An amazing concept brilliantly executed.


----------



## sospiro (Apr 3, 2010)

Beautiful - thank you!

Nat - our _Les Troyens_ seats are visible but you'd need to about turn 180º & use a telescope to see Mr & Mrs A's.


----------



## Almaviva (Aug 13, 2010)

sospiro said:


> Beautiful - thank you!
> 
> Nat - our _Les Troyens_ seats are visible but you'd need to about turn 180º & use a telescope to see Mr & Mrs A's.
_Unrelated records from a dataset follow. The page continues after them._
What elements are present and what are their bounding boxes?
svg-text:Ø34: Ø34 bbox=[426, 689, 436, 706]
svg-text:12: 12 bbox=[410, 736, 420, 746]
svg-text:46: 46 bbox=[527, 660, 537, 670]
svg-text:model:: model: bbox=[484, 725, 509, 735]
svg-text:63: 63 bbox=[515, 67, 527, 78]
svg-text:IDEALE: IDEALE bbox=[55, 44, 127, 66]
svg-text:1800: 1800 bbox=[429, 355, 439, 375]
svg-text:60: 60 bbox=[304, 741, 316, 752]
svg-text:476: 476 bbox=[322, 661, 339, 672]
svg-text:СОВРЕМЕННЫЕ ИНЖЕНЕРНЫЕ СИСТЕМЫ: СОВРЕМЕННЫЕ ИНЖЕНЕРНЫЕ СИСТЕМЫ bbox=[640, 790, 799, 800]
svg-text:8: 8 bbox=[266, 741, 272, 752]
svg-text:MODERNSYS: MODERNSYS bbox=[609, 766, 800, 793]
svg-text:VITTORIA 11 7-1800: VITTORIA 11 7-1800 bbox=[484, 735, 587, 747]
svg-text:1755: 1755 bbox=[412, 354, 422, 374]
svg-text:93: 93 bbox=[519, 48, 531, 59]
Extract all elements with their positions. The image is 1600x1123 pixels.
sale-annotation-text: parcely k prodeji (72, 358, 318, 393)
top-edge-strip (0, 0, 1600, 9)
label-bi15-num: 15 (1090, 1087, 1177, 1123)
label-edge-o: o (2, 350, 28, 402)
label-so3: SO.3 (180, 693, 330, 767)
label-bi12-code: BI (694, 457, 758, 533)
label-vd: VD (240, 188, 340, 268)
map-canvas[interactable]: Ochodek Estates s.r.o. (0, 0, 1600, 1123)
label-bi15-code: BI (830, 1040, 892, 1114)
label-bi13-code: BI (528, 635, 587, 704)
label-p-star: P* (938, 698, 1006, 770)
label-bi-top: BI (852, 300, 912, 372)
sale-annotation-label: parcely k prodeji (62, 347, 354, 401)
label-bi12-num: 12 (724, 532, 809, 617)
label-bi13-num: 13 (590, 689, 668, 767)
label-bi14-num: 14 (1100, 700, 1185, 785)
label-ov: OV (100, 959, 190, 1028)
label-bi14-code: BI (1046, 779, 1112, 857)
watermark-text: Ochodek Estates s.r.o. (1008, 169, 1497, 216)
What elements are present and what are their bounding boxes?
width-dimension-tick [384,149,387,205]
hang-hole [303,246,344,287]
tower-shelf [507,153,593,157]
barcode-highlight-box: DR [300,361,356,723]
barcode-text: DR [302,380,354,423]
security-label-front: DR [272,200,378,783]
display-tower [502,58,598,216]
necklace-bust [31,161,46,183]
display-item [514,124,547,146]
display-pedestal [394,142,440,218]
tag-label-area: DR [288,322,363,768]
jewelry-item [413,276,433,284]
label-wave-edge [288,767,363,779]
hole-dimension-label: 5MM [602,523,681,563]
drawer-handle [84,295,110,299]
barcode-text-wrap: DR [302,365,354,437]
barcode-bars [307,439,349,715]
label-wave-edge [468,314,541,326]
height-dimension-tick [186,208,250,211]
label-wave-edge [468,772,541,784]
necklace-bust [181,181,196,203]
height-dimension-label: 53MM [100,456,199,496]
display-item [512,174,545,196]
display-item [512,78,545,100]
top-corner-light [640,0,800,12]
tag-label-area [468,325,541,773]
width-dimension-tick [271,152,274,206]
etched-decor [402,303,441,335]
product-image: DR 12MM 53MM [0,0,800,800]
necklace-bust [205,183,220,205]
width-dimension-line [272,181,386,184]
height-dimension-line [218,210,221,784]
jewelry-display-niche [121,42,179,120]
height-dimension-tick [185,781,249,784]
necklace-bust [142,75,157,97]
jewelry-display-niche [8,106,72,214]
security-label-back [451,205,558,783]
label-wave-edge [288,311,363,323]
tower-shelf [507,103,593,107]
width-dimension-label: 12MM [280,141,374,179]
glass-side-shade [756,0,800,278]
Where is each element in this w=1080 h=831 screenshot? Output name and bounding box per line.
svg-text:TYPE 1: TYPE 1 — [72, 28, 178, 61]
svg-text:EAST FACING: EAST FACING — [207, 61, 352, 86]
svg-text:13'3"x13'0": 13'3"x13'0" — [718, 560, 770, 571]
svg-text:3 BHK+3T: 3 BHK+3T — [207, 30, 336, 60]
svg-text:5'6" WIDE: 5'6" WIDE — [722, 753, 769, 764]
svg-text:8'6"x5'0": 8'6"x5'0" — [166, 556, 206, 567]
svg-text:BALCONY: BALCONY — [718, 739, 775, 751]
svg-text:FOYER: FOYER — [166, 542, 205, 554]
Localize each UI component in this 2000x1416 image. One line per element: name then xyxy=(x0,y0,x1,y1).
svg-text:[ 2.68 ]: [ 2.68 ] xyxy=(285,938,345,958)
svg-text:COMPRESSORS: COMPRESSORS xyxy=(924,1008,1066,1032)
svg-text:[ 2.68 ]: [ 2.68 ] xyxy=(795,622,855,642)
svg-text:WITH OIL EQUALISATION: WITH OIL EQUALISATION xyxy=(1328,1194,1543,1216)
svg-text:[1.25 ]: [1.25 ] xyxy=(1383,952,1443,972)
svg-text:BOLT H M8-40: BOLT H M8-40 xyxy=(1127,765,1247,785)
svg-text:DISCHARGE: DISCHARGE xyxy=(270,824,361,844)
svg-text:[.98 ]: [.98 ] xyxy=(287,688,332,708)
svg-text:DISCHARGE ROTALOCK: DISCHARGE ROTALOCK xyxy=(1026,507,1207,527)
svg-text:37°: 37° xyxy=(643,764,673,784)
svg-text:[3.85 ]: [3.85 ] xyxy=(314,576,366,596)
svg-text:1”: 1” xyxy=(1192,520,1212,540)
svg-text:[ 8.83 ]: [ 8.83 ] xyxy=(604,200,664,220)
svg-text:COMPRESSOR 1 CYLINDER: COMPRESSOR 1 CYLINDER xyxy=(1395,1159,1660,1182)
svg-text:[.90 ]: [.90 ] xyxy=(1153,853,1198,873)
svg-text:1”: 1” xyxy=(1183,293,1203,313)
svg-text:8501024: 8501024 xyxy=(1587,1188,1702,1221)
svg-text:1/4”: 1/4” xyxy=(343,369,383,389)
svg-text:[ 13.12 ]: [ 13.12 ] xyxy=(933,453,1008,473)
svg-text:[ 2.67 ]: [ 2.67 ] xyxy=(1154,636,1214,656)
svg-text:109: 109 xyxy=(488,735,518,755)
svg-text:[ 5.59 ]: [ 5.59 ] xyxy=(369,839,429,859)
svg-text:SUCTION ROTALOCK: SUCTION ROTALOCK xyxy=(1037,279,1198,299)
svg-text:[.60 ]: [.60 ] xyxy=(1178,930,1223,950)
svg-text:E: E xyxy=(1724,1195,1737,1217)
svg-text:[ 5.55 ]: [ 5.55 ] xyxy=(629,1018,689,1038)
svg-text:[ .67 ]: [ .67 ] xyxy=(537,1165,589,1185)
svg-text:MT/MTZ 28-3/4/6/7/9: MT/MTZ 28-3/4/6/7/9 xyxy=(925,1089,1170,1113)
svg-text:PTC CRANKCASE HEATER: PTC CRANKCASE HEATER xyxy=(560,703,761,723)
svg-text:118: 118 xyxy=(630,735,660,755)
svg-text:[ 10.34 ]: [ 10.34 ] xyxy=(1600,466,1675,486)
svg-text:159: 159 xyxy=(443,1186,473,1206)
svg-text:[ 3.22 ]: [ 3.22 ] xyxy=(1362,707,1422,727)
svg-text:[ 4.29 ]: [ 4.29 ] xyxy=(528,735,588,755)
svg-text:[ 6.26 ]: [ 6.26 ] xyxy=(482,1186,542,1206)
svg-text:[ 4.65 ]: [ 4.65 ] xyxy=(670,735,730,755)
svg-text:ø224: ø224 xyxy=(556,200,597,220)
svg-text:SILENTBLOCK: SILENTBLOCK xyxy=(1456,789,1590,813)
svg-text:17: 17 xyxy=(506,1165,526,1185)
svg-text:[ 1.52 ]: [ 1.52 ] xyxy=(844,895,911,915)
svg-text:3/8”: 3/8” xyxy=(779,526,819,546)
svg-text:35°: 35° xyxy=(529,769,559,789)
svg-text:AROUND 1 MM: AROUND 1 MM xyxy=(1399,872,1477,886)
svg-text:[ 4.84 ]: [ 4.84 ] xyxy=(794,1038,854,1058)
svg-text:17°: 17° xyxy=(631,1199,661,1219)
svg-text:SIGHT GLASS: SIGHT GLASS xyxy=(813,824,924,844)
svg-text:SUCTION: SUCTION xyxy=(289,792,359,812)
Whaat? We're not getting good seats? [Alma cries]. Look, I'll abandon the wet fish idea. Will you then upgrade our seats?:angel:


----------



## sospiro (Apr 3, 2010)

Almaviva said:


> Whaat? We're not getting good seats? [Alma cries]. Look, I'll abandon the wet fish idea. Will you then upgrade our seats?:angel:


:devil:

Just keeping you on your toes & reminding you of your promise to leave the roll mops at home

Not on sale yet


----------